Positive vibes people, positive vibes!

PS- I seriously have the best friends in Brooklyn.

Wednesday, January 5, 2011

Thank you

Thank you. Thank you to the person who said he needed a break of a week or two and then never spoke to me again. Thank you to the person who lied to me about going to strip clubs and getting lap dances (like I really give a shit? I care about you lying, not about you having a night out with the boys) and then telling me the truth years later. Thank you to the person that I moved to France for who left the bar and went home with another girl right in front of me. But most of all? Thank you to the person who told me he loved me, wanted to marry me, wanted me to have his children, and then decided to break up with me because he wanted to go fool around with a wrestler chic. And thank you to that same person who continues to send me texts saying, "I love you. So go fuck yourself. I really miss you."

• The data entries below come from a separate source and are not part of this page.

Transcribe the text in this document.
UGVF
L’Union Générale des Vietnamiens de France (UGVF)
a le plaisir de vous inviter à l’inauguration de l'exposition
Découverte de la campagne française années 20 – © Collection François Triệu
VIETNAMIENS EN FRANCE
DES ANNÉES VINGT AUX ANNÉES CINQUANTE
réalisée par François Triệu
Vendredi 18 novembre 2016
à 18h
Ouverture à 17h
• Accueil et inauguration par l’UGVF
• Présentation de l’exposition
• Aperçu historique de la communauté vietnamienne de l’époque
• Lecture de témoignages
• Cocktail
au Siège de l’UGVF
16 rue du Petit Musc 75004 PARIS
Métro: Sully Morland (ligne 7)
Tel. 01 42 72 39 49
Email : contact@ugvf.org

Oh really? You love me? I'm pretty sure love means not saying hurtful things in the same sentence. You don't know the meaning of love. Let me remind you, my kind blog readers of what a nice little moral compass called the bible says of love:

Love is patient, love is kind. It does not envy, it does not boast, it is not proud. It does not dishonor others, it is not self-seeking, it is not easily angered, it keeps no record of wrongs. Love does not delight in evil but rejoices with the truth. It always protects, always trusts, always hopes, always perseveres.

You never loved me. You just wanted to possess me. So thank you. Because you made me grow up and realize that this game of drama in relationships is something I want no part of. You fucked up. All of you. But I forgive you all. Because I'm a good person and still actually care about each and every one of you.

But most of all?

Thank you.

Because the webseries I'm going to create about all of this is going to be AWESOME.